We hope to inspire others to stand up for themselves in the face of oppression and exploitation. The world can only be better when people are readily outraged when confronted with injustice.
Q: Is it reasonable to re-open schools this year?
A: The reopening of schools should be informed by scientific facts, research has to be conducted to establish the quantum of resources needed for safe schools re-opening.
Treasury and other developmental partners should be consulted to establish the timeframe needed to raise such funds.
The dates for schools reopening will be informed by the timelines set for successful raising of adequate funds.
Schools should only be opened when safety measures have been fully instituted in our schools. The learning calendar is not cast in stone, we can always reconstruct it to suit our contextual realities.
Q: Do you think there are enough teachers for schools re-opening?
A: If schools are going to safely reopen, there is a need to reduce class size to cater for the mandatory social distancing.
Zimbabwe needs an additional 90 000 teachers to complement the current 136 000 teachers. Our schools are heavily understaffed because of the austerity measures adopted by our government.
Q: As rural teachers, the government has introduced radio lessons, do you think this will work?
A: Radio lessons pose a barrier of access for those who don’t have the radios. Secondly the radio lessons are being conducted at national level, which makes the programmes less interactive and less effective.
Education radio channels should be launched at community level. Each district should have its own education radio channel, such channels should be run by practising teachers in a more coordinated fashion.
In the interim we are proposing offline remote learning to enhance access to education for marginalised communities. Under this programme, learning kiosks will be opened in schools.
Teachers prepare tasks for learners and learners will pick tasks in batches in a manner which minimises physical contact.
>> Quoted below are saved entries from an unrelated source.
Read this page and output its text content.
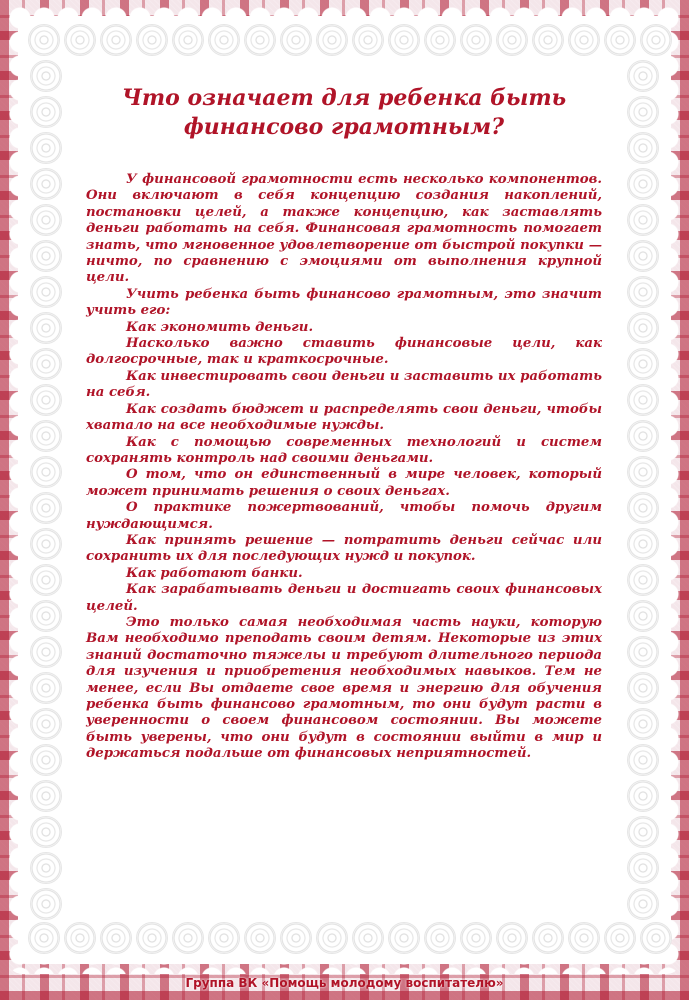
Что означает для ребенка быть
финансово грамотным?

У финансовой грамотности есть несколько компонентов. Они включают в себя концепцию создания накоплений, постановки целей, а также концепцию, как заставлять деньги работать на себя. Финансовая грамотность помогает знать, что мгновенное удовлетворение от быстрой покупки — ничто, по сравнению с эмоциями от выполнения крупной цели.

Учить ребенка быть финансово грамотным, это значит учить его:

Как экономить деньги.

Насколько важно ставить финансовые цели, как долгосрочные, так и краткосрочные.

Как инвестировать свои деньги и заставить их работать на себя.

Как создать бюджет и распределять свои деньги, чтобы хватало на все необходимые нужды.

Как с помощью современных технологий и систем сохранять контроль над своими деньгами.

О том, что он единственный в мире человек, который может принимать решения о своих деньгах.

О практике пожертвований, чтобы помочь другим нуждающимся.

Как принять решение — потратить деньги сейчас или сохранить их для последующих нужд и покупок.

Как работают банки.

Как зарабатывать деньги и достигать своих финансовых целей.

Это только самая необходимая часть науки, которую Вам необходимо преподать своим детям. Некоторые из этих знаний достаточно тяжелы и требуют длительного периода для изучения и приобретения необходимых навыков. Тем не менее, если Вы отдаете свое время и энергию для обучения ребенка быть финансово грамотным, то они будут расти в уверенности о своем финансовом состоянии. Вы можете быть уверены, что они будут в состоянии выйти в мир и держаться подальше от финансовых неприятностей.

Группа ВК «Помощь молодому воспитателю»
Learners will submit feedback at the same kiosks for evaluation by the teachers. The programme will only be feasible if our teachers are paid a living wage and are highly motivated to conduct such an exercise.
Q: What are some of the problems in the country you think need to be urgently addressed?
A: The government of Zimbabwe should urgently arrest corruption, suspend misguided neoliberal policies, stimulate production, demilitarise State institutions and open democratic space.
In the immediate, workers’ salaries should be paid in a stable currency. The ultimate goal should be to eradicate poverty, the current situation is untenable.
The cancer of corruption has pushed the majority of our people into abject poverty. Our government is now a certified parasitic bourgeoisie; they have no appetite for production, but a big appetite for consumption.
This sick culture of consuming without producing is the key driver of the endemic poverty obtaining in our country.
Our civil service has literally collapsed because of underpayment of civil servants. We encourage the government to urgently pay salaries in a stable currency to restore normalcy in social service delivery.
Our fundamental rights and freedoms provided for by the constitution should be protected by the government.
It is sickening to see Jacob Ngarivhume being imprisoned for calling for a peaceful protest in line with Section 59 of our national Constitution.
It is a shame to see trade unionists being persecuted by the state for simply pushing for labour justice in line with Section 65 of Zimbabwe’s constitution.
State apparatus are sadly being deployed to terrorise citizens through abductions and torture. This must come to an end.
The much-hyped Transitional Stabilisation Programme, which is anchored in neoliberalism, has proven to be a monumental failure.
The programme has precipitated untold suffering among citizens and aided the collapse of our economy. (Finance minister) Mthuli Ncube must be fired from government and a new production-oriented and pro-poor economic blueprint must be adopted.